On Becoming a Doctor:

DEALING WITH DEATH

We don't know who they are. We will never know why they chose to be here. To them we are Medicine. To us, they are The Human Body.

I was a lucky one. Anatomy lab presented me with my first real experience with death. On the first day of medical school, I faced a room full of dead people who had chosen to donate their bodies to medicine. I met my cadaver, and became acquainted with her body. Over the course of the block, I developed a more detailed understanding of her anatomy. I traced her splenic artery to the celiac trunk, her median nerve through the brachial plexus, and the entire length of her gastrointestinal tract.

Yet my introduction to death feels backwards. I was thrust into the physicality of death without experiencing the human struggle of the dying process. I knew my woman's body more intimately than any other living person, but I knew nothing of her spirit or anima.

The preparation for the lab had stripped away even the most basic clues to her personhood. The fixative obliterated her years and made her ageless; the dissection process chipped away at her body to make her formless. Her face was sealed away in its muslin shroud.

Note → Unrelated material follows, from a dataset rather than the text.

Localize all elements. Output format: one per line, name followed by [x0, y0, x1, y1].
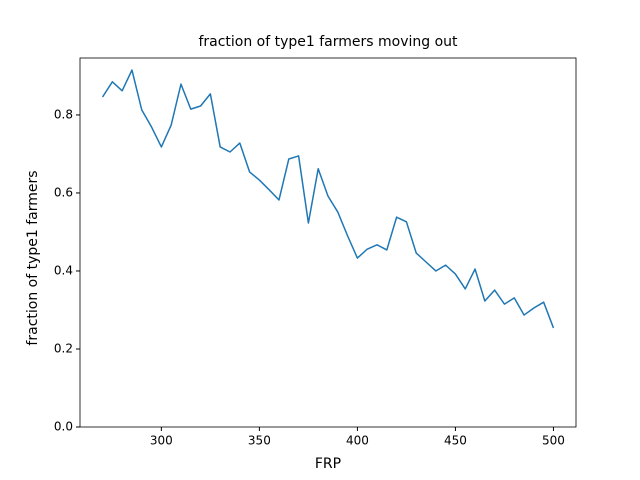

At the memorial service for our cadavers, one of my classmates voiced her struggle to make the transition from the physical body to the uniqueness of the individual. "Every time we would look at a new structure," she said, "I would think, this is the one that's going to be different. This is the one that's going to make him special. Yet every time, it was the same. All our bodies looked the same."

Almost all of us dreamt about our cadavers at some point during the anatomy course. Dean Ed Hundert forewarned us; it's common. I was prepared for nightly visions of scalpels dissecting, and gloved hands retracting. But my recurring dream was about holding my cadaver's hand. In the dream, all five of us were standing in our customary positions around the gurney, obviously at work on the body. I was holding her hand as one might to reassure a friend or relative undergoing a painful and frightening medical procedure. In my dream I was forging the human connection and bond that cannot exist in the lab.

Despite the frustration with the lack of personal connection with our cadavers and our attempts to create it, I don't think I would want to know any more than I did. It would be too painful to dissect structure after structure with the burden of personhood, and the relationships and responsibilities it entails.

But if my first experience with death was with the physical, it wasn't long before I confronted the emotional, human aspect. I received my initiation into the struggle of the dying process fairly soon after my anatomy experience. Betty was 74, dying, and alone. Alienated from her family and isolated from her friends, she was finally ready to die of congestive heart failure after outliving a one-year prognosis by 11 years. She was struggling to assert her personhood even as she began the process of relinquishing her humanity. She was frustrated by doctors who no longer made time for her; she attributed their brusqueness to her rapidly deteriorating medical condition.

"I understand that it is difficult for them to get close to someone who is dying. But when they don't say anything to me, it means either they have nothing supportive to say as physicians, or they don't care as people," she said.

And there have been others. There was Denise, 16 years old and in the terminal phase of AIDS. She had watched her mother and her younger brother die of AIDS the previous year. Now, she mostly watches television all day. We asked what her favorite show was. "I don't know." We asked her favorite actor. "I don't know." Her favorite thing to do. "I don't know." She had already begun the process of relinquishing her personhood. And there is the couple with AIDS. They have begun discussing auctioning all their antiques in preparation for their deaths. They have stopped setting longterm goals for themselves, although not for their cat. Inky has been put on a diet.

I think about them almost daily. I think about Betty the most. Her physicians didn't expect her to live past December. As I was planning my trip home for winter break, I thought about Betty and wondered if she were still alive. Was she able to reconcile with her family? Was she able to forge a more meaningful relationship with her friends?

I find myself drawn to these dying people. I am taken with their struggle to be human and to be a better human in the face of death.

At times, during this first year, it has felt like death is everywhere. In anatomy lab, we finally uncovered the facial shroud and hemisected the skull, and that was OK. I talked to a patient who had nearly died the previous evening and would certainly die within the next months, and that was OK. I came home, and my goldfish had died, and that wasn't OK. I sobbed for half an hour.

Through my anatomy experiences and my conversations with terminally ill patients, I am grappling with the human and physical aspects of death. And it's overwhelming.